For our Macaulay Honors arts seminar, we were given an assignment to go to the MoMA to visit a particular art movement. John Berger’s Ways of Seeing provides meaningful insight to my topic in modern art. The topic I was studying was Pop Art, a movement that took place mainly in the 1960’s. Prior to my visit to the Museum of Modern Art, I researched the subject to get a better idea of what Pop Art is. The art form takes images popular at the time, such as Marilyn Monroe’s face or an advertisement for a vacation, and changes the context to completely alter the content. By changing the image through selecting a different color or a way the art is shown, meaning can be given to the art.

John Berger’s Ways of Seeing allowed me to explore the meaning of using an image in a different context. He explains that an artist intends to have their work displayed in a certain setting, but when the image is reproduced or moved, that setting and original meaning can be lost. Instead, for reproduced work, there is a holiness attributed to the original. The different situations may cause a conflict of interests between the artist’s intent and the viewer’s reality.

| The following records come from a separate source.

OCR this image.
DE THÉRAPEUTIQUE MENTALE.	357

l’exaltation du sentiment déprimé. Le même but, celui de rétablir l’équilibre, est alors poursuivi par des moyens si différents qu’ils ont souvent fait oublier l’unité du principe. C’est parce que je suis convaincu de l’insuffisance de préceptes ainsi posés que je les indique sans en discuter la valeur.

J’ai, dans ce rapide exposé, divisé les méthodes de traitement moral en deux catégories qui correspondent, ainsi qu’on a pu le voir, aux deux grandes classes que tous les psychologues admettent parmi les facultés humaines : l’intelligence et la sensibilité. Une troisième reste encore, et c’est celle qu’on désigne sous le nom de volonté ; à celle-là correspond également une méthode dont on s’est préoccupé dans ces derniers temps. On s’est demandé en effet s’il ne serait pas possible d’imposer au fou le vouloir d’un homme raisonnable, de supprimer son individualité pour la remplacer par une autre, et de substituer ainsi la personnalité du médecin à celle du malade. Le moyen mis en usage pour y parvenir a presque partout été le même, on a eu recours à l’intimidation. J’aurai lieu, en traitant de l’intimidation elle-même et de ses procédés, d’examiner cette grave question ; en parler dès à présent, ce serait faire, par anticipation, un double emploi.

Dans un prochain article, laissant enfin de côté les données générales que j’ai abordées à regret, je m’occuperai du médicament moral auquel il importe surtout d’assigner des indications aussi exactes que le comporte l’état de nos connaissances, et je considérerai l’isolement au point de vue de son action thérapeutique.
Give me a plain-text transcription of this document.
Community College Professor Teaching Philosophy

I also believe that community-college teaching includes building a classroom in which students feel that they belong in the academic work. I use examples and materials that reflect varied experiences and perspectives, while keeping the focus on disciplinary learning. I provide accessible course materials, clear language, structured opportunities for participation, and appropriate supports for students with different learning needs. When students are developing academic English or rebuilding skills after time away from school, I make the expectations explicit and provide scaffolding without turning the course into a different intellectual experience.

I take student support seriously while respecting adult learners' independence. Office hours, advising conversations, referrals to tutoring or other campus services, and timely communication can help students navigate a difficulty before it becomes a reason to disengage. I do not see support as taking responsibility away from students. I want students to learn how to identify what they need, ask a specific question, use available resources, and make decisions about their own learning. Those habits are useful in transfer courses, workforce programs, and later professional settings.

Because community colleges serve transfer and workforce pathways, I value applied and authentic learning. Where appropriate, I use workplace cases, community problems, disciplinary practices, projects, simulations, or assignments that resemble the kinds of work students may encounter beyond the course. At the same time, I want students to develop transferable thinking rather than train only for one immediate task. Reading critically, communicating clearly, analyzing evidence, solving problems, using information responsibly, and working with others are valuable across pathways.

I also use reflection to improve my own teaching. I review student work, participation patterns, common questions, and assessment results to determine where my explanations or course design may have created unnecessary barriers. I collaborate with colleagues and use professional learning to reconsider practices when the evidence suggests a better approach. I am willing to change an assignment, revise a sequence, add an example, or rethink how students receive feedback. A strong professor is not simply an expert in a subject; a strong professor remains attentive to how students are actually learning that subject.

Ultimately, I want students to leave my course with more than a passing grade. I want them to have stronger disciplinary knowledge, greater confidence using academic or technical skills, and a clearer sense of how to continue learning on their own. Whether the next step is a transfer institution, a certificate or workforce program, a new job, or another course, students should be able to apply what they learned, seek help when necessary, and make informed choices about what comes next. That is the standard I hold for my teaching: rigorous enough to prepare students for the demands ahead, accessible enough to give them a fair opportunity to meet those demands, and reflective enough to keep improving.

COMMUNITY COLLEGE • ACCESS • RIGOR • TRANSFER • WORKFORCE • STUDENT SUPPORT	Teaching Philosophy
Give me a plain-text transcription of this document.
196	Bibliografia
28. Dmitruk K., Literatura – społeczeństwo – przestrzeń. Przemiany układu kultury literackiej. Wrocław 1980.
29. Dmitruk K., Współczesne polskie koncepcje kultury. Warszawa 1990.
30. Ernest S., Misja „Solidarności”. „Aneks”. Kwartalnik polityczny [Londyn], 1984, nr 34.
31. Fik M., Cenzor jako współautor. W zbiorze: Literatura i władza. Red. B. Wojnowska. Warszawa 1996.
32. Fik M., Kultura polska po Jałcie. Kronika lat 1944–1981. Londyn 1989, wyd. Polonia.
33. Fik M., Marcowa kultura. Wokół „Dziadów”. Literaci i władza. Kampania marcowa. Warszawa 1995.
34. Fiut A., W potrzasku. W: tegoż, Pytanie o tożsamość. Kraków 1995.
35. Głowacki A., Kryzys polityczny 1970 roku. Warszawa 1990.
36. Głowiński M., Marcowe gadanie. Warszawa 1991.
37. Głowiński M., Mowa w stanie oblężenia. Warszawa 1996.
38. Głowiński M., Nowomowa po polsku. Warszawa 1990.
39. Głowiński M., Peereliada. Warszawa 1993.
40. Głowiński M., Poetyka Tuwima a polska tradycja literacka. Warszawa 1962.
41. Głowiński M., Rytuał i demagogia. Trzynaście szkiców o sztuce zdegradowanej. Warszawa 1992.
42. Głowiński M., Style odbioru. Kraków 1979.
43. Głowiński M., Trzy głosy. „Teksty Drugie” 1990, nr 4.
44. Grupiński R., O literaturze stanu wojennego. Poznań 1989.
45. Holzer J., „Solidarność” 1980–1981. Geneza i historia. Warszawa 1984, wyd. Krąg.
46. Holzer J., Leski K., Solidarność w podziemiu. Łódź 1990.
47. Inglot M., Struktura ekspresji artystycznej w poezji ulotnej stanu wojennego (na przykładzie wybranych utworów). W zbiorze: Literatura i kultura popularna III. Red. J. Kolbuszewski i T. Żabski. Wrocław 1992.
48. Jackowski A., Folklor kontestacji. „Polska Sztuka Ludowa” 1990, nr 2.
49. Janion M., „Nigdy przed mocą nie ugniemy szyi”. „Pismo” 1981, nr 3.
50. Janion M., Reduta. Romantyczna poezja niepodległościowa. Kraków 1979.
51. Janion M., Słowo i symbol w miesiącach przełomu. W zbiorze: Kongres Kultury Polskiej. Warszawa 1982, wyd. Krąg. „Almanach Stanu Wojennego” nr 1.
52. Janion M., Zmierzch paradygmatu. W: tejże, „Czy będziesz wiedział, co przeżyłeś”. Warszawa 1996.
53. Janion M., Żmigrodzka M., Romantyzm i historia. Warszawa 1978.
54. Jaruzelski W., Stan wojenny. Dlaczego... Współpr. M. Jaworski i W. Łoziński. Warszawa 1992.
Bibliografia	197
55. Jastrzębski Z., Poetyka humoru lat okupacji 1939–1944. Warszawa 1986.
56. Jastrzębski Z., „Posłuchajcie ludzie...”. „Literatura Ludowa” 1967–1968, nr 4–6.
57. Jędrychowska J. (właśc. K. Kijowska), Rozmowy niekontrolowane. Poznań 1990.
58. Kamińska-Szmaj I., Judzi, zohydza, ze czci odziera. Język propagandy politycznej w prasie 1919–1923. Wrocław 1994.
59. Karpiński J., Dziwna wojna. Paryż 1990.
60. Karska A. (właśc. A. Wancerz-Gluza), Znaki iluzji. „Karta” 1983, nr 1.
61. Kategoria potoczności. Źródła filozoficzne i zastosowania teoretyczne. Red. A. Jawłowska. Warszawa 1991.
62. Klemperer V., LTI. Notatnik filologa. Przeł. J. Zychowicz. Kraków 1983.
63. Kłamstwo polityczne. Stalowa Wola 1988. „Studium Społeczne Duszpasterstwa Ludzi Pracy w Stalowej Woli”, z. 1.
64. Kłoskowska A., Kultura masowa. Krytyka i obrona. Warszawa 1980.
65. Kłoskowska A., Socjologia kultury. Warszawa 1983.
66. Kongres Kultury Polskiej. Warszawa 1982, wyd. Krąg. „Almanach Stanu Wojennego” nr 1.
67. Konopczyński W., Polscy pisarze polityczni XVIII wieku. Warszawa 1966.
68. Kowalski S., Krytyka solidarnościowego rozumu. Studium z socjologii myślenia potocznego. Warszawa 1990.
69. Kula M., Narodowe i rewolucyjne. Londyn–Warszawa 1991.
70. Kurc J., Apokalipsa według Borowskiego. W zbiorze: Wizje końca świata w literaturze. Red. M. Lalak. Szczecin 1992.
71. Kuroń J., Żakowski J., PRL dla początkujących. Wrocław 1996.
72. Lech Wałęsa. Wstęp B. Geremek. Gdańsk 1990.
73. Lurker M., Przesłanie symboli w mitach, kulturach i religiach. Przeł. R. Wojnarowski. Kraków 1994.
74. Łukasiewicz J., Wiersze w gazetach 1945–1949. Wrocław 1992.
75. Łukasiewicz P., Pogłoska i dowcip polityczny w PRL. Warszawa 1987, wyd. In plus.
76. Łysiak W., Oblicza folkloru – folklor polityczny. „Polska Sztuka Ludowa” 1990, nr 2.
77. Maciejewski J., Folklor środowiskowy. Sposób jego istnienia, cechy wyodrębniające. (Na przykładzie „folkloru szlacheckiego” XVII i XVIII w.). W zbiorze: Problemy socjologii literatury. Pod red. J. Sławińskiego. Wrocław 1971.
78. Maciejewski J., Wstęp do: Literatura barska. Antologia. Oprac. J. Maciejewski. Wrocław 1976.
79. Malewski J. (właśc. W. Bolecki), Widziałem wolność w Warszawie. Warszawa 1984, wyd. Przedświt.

In Pop Art, artists spin this idea around. For example, Andy Warhol’s Marilyn Monroe paintings used an image of Monroe and changed the color to send a message about her true beauty to the public. He mass-produces these images, so that there was no control over who saw the paintings, and thus they spread. On the other hand, that was viewed right after her death, when she was fresh in the minds of society. In today’s world, the paintings would be viewed in much the same way that John Berger spoke, as high art. This is a sad truth, as that was the opposite of what Andy Warhol seemed to have wanted.